No, my disdain is for recording the information at all. Whether it be by pen and paper, computer spreadsheet or now Strava, etc. I have never recorded the details of a ride. Not the date, distance, speed, weather condition. As a corollary matter I have never known exactly how many miles my tires, chains, wheels, brake pads have lasted. How many mikes I have ridden a particular bike. If I had electronic shifting, I wouldn't know how long the battery lasts between charges. It is simply of no concern to me. I ride what I like, when I like, for how long I like, and nothing I write in a notebook or save to a computer file is going to make it any better. I don't train. I don't compete.

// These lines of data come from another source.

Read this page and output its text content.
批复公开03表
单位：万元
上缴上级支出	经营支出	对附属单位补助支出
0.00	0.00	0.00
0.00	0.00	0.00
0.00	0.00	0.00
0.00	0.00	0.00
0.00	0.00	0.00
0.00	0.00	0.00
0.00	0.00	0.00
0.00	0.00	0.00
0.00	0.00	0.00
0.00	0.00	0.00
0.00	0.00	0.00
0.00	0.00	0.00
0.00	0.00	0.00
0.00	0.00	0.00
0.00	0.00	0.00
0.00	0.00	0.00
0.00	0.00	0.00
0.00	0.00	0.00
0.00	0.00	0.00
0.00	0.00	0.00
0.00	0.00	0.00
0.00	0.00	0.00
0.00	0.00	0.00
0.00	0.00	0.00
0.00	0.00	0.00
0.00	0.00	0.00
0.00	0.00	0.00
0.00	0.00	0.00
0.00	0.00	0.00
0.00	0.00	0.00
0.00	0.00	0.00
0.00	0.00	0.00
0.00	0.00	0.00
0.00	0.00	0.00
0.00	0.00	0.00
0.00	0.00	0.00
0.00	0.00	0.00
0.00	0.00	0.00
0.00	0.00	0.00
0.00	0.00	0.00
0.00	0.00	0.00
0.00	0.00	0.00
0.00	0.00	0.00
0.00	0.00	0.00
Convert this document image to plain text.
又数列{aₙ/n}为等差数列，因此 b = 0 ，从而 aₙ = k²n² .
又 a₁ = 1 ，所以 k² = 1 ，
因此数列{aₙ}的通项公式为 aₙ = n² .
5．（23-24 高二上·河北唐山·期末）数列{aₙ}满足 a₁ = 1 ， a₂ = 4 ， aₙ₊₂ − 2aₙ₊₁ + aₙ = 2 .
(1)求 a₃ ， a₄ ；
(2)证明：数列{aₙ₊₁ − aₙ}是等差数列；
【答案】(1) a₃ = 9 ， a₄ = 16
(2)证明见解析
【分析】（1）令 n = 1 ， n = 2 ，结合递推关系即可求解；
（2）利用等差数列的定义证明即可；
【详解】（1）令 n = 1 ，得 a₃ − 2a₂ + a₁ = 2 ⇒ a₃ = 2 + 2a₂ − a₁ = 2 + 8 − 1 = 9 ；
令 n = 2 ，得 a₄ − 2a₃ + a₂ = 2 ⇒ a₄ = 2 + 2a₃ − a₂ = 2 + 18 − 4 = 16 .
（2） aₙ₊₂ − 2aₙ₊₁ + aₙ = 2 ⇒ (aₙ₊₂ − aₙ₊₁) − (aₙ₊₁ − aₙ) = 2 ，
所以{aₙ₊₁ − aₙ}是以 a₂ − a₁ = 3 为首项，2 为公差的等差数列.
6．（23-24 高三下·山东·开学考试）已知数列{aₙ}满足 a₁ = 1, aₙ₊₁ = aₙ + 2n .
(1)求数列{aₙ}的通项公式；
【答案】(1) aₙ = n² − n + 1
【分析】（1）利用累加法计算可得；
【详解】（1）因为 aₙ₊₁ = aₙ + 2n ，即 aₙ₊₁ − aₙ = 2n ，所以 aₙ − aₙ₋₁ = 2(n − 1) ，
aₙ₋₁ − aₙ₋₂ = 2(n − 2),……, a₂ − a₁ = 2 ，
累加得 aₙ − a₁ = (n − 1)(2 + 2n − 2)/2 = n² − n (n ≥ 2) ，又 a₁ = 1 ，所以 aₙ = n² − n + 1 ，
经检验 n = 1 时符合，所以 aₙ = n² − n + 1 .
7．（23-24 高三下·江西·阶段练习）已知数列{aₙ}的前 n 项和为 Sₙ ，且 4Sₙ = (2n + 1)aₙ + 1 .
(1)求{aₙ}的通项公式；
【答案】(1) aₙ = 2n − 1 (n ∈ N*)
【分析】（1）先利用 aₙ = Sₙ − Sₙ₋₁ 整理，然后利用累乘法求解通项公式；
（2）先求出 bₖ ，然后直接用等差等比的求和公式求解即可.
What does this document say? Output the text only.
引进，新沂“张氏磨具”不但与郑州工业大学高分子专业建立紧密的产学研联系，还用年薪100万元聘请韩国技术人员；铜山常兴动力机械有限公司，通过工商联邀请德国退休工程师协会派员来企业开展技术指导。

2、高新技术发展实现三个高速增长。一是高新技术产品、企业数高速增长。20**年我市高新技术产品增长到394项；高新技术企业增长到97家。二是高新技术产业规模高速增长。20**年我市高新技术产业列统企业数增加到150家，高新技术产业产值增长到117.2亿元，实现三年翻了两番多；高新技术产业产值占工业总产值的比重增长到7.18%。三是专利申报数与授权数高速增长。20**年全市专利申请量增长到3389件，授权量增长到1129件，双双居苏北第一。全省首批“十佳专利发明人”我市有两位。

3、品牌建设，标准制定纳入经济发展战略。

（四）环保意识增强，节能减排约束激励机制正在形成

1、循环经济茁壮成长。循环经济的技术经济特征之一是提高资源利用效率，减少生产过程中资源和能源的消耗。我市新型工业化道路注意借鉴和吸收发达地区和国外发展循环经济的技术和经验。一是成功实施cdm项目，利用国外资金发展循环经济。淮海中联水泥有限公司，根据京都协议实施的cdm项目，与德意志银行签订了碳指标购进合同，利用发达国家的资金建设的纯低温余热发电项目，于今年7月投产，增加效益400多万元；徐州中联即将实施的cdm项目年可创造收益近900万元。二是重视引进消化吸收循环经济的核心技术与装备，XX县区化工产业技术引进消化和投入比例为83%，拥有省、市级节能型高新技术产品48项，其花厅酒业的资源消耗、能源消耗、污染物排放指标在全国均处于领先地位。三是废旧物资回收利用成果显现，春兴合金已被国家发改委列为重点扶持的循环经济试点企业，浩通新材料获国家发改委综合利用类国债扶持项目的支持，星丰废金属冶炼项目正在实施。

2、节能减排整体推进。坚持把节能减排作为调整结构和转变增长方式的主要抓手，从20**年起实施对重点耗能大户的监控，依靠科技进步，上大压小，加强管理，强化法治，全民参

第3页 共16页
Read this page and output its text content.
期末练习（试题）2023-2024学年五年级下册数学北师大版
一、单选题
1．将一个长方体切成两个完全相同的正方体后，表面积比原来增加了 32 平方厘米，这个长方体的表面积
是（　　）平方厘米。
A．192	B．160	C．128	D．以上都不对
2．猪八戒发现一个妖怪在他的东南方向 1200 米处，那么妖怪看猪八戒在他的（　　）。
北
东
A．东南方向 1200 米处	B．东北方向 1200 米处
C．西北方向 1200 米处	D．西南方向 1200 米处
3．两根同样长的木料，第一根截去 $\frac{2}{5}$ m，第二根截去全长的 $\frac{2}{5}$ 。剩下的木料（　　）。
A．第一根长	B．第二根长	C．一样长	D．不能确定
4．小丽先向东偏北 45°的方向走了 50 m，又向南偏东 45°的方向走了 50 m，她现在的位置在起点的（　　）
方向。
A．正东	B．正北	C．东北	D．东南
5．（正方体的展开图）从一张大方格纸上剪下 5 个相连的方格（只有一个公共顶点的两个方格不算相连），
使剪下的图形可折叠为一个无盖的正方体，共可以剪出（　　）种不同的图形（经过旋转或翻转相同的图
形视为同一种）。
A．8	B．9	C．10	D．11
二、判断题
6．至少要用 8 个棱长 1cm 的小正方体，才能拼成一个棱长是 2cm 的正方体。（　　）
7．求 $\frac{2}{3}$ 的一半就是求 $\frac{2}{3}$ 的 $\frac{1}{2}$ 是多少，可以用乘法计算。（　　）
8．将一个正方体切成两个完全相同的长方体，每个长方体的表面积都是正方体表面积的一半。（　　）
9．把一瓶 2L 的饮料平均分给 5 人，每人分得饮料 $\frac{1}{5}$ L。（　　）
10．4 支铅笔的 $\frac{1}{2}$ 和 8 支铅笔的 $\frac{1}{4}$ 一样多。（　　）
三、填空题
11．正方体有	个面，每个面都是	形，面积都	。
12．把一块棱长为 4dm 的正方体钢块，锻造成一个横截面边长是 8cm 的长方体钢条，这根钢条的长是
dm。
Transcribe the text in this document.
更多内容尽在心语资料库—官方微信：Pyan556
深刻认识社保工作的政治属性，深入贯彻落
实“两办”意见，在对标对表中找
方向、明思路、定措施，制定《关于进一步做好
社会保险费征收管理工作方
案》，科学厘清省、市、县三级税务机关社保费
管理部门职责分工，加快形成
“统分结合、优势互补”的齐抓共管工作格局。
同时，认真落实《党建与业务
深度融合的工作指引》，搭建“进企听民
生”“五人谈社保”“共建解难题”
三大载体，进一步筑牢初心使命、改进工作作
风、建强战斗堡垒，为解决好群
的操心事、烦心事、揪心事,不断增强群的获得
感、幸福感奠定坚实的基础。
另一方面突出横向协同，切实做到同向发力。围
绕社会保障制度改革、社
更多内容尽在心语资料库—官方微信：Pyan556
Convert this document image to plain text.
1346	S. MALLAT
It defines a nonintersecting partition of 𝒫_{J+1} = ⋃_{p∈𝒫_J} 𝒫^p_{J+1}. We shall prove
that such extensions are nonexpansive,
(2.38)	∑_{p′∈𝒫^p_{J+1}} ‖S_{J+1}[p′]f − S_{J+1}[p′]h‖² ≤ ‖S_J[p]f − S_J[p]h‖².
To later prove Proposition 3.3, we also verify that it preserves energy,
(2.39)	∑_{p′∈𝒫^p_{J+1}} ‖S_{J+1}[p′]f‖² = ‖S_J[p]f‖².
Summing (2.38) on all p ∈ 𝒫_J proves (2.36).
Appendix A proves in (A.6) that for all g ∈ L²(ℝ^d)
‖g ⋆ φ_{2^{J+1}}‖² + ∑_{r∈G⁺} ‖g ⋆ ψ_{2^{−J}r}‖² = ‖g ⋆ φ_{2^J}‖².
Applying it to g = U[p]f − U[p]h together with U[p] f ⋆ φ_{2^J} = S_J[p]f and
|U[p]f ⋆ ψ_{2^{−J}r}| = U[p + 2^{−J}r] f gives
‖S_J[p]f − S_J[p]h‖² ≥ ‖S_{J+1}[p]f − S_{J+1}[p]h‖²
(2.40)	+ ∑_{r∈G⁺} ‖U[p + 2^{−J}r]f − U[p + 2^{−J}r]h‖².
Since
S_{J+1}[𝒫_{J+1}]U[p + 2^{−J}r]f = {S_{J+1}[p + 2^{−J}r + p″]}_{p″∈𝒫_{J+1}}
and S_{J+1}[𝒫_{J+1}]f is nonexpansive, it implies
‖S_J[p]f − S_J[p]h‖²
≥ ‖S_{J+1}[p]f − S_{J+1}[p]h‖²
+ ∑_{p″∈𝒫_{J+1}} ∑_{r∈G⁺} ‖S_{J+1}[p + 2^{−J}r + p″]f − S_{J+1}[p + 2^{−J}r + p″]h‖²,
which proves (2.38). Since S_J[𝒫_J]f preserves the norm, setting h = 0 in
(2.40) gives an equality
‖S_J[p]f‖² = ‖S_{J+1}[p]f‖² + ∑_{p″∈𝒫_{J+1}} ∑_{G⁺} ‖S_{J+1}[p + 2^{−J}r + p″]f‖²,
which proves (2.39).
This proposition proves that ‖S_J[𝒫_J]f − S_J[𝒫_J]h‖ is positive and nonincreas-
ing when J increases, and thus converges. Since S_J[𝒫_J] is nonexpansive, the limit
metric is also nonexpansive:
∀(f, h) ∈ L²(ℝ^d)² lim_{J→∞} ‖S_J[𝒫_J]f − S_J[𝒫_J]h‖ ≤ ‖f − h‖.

I just like to ride the bike for enough time and distance and fast enough to get some joy and aerobic benefit. You would be surprised how easy it is to accomplish that still being ignorant of all the facts.
Full disclosure requires I say I do use a $5 bike odometer/speedometer. It helps me keep track of the time and distance I have gone away from home in order to get back there in the allotted time.
Cool.
What's funny to me (I'm the opposite) is how you keep track of time so you know when to go home, but you don't keep track of where you happen to go. I really don't worry about how long I'm out or how far I get from home, mileage wise (I maintain a sufficient sense of all that and often have wide latitude - my disdain is reserved for people who look at their watch during a ride

), but once it is all over I am often eager to discover where, how far and how fast I actually went: what WAS that? It's quite in vain, of course, but I like the sense of having captured the magic of it somehow.
I look at the historic accumulations now and then, but more out of idle curiosity than concerned interest. Of course such records are meaningless if they aren't consistent, so I've gotten in the habit of maintaining them.
I'm totally with you on the batteries thing - one of the reasons I've been so slow to start riding in the mornings again is because I hate worrying about the lights.